Several mayoralty candidates in Surrey and Langley are advocating a switch from LRT to SkyTrain and seem to be ignorant of the facts, contemptuous of the taxpayer or both.

First of all, the Innovia SkyTrain Lines – Expo, Millennium/Evergreen Lines – needs very expensive upgrades to increase capacity beyond the current Transport Canada’s Operating Certificate’s maximum allowable capacity of 15,000 persons per hour per direction.

The cost of this upgrade and refurbishment of the Innova lines is now estimated between $3 billion and $3.5 billion.

If that cost is not enough, there is more. The federal infrastructure money for the LRT project isn’t transferable to another project, because of the PPP (public, public partnership) program that grants all federal transit dollars, makes that illegal.

Whether they realized it or not, TransLink is already accepting design/engineering tenders from interested consortia for the LRT design.
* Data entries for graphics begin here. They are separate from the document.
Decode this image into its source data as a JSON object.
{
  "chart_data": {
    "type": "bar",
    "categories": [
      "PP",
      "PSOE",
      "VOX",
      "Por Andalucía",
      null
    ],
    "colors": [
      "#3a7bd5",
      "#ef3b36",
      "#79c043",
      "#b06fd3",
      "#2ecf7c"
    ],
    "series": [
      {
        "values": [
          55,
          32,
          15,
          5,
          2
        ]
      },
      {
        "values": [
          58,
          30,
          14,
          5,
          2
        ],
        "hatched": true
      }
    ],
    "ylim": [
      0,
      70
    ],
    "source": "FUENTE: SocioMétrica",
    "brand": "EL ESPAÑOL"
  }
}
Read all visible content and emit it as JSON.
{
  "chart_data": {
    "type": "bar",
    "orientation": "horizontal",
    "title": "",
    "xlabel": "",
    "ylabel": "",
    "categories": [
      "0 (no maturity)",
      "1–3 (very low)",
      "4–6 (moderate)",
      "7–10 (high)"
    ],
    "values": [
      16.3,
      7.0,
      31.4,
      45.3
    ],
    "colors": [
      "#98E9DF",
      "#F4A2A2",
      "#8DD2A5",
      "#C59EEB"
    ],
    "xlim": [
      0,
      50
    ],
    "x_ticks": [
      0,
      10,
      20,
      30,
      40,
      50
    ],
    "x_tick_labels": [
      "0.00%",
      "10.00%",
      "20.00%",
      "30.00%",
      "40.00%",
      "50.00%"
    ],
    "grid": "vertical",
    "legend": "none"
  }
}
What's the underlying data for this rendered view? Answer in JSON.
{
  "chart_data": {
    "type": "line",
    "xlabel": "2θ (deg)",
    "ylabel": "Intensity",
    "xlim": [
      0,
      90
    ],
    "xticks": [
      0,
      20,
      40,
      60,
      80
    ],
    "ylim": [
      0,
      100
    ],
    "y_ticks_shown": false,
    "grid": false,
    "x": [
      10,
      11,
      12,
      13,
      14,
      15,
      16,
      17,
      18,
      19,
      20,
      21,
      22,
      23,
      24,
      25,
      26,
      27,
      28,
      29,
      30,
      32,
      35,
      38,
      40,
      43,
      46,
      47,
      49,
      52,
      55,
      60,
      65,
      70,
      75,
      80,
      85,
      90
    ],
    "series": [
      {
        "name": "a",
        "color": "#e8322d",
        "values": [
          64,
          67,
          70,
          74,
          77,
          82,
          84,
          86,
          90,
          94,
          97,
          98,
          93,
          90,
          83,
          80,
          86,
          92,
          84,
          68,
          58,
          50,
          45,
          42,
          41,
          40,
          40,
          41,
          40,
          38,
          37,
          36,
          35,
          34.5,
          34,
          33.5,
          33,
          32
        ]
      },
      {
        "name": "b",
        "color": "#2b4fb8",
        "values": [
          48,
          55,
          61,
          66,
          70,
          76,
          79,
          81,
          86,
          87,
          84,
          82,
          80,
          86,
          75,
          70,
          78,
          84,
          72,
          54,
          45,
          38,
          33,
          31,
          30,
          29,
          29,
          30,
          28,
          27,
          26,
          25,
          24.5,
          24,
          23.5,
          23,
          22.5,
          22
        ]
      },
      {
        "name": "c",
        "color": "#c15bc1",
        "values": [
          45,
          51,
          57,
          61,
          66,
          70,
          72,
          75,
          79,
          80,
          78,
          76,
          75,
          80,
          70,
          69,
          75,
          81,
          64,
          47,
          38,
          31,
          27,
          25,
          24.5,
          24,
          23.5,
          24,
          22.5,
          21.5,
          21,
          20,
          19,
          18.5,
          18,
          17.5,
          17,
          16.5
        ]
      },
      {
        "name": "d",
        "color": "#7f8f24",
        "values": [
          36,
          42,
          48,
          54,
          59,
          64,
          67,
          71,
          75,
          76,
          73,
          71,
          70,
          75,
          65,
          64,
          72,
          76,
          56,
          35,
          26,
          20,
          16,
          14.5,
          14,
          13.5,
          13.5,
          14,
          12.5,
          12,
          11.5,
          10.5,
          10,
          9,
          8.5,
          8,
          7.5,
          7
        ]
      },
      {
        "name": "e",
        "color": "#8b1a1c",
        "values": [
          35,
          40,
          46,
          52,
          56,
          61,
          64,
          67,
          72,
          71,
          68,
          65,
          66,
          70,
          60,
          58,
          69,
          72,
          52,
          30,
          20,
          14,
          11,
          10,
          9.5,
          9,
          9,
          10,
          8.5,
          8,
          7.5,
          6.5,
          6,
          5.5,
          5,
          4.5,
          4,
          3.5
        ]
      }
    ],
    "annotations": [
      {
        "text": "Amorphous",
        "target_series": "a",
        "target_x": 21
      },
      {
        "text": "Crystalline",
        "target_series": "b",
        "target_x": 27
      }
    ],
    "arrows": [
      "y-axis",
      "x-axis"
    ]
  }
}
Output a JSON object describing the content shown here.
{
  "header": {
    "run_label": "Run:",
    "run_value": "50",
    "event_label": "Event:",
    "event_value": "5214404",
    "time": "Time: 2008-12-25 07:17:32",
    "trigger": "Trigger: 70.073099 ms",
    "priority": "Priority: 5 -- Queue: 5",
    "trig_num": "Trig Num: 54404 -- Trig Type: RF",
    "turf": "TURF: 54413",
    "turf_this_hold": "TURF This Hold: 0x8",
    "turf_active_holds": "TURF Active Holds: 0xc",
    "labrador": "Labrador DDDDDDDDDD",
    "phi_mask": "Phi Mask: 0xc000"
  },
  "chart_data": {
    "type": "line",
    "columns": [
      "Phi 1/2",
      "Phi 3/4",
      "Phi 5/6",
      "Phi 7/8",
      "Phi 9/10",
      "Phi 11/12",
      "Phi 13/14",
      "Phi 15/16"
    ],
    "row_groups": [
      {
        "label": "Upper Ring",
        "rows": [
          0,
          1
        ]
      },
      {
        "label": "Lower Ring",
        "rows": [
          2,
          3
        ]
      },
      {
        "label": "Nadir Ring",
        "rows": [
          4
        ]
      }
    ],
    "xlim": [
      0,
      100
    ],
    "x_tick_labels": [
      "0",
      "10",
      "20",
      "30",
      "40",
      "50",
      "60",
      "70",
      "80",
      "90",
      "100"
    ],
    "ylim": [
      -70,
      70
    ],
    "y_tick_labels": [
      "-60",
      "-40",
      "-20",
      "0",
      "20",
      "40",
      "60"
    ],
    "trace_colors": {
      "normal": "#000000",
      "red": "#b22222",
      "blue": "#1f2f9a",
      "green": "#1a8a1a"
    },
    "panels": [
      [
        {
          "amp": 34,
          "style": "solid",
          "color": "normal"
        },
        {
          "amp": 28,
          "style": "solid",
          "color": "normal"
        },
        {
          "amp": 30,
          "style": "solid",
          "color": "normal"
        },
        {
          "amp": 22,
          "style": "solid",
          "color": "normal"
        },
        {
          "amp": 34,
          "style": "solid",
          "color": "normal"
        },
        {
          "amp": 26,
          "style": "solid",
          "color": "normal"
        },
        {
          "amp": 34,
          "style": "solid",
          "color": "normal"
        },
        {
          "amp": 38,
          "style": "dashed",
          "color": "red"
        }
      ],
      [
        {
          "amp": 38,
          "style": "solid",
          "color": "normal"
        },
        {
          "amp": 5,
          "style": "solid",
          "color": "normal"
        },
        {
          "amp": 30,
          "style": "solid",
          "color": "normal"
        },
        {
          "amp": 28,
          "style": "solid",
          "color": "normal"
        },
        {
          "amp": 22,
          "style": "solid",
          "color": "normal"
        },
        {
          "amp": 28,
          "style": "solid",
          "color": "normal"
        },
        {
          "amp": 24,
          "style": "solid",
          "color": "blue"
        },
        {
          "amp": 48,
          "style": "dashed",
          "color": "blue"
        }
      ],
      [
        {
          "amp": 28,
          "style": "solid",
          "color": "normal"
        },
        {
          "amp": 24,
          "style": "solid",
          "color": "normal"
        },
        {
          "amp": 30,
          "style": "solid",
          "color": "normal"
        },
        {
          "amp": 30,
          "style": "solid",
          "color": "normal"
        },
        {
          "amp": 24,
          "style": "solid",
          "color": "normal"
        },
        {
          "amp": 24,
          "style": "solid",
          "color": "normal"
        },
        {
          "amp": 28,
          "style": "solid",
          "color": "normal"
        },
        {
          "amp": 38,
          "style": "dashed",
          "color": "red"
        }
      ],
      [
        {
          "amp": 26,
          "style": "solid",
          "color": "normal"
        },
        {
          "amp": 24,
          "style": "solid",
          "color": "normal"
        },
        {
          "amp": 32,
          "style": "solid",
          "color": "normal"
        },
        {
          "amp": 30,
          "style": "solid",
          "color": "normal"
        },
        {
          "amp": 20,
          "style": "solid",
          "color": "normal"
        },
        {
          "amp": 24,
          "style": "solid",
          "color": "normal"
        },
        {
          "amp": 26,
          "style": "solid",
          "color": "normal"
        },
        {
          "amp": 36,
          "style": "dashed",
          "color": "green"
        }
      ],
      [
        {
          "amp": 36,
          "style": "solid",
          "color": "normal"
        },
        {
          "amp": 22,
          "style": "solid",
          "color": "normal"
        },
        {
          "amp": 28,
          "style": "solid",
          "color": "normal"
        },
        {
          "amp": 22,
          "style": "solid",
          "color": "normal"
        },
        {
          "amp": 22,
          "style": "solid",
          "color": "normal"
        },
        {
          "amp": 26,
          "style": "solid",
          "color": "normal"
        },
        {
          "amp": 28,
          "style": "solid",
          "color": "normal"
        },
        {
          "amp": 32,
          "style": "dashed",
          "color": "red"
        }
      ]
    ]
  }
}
Changing now means everyone involved on the federal and TransLink side of the competitive process can be sued for bad-faith negotiating.

It’s messy and the taxpayers always get killed.

The involved companies in each consortium are now going out and getting private loans and financing – a major requirement of the federal PPP program – to take on all the expected building costs as well as all legal liability costs for the project, which can add up to 25 per cent of the entire project’s cost.

If a politician or a group of them tries to change the project scope now, wow, watch the lawsuits fly!

Where is TransLink CEO Kevin Desmond on this? The TransLink board, are they aware of this? Do any of the regional mayors actually have a clue with our transit planning?

Seriously, answers are needed now, before the new round of politicians are elected, which we will be stuck with for four years, exposing the taxpayer with tens of millions of dollars in legal fees and judgments.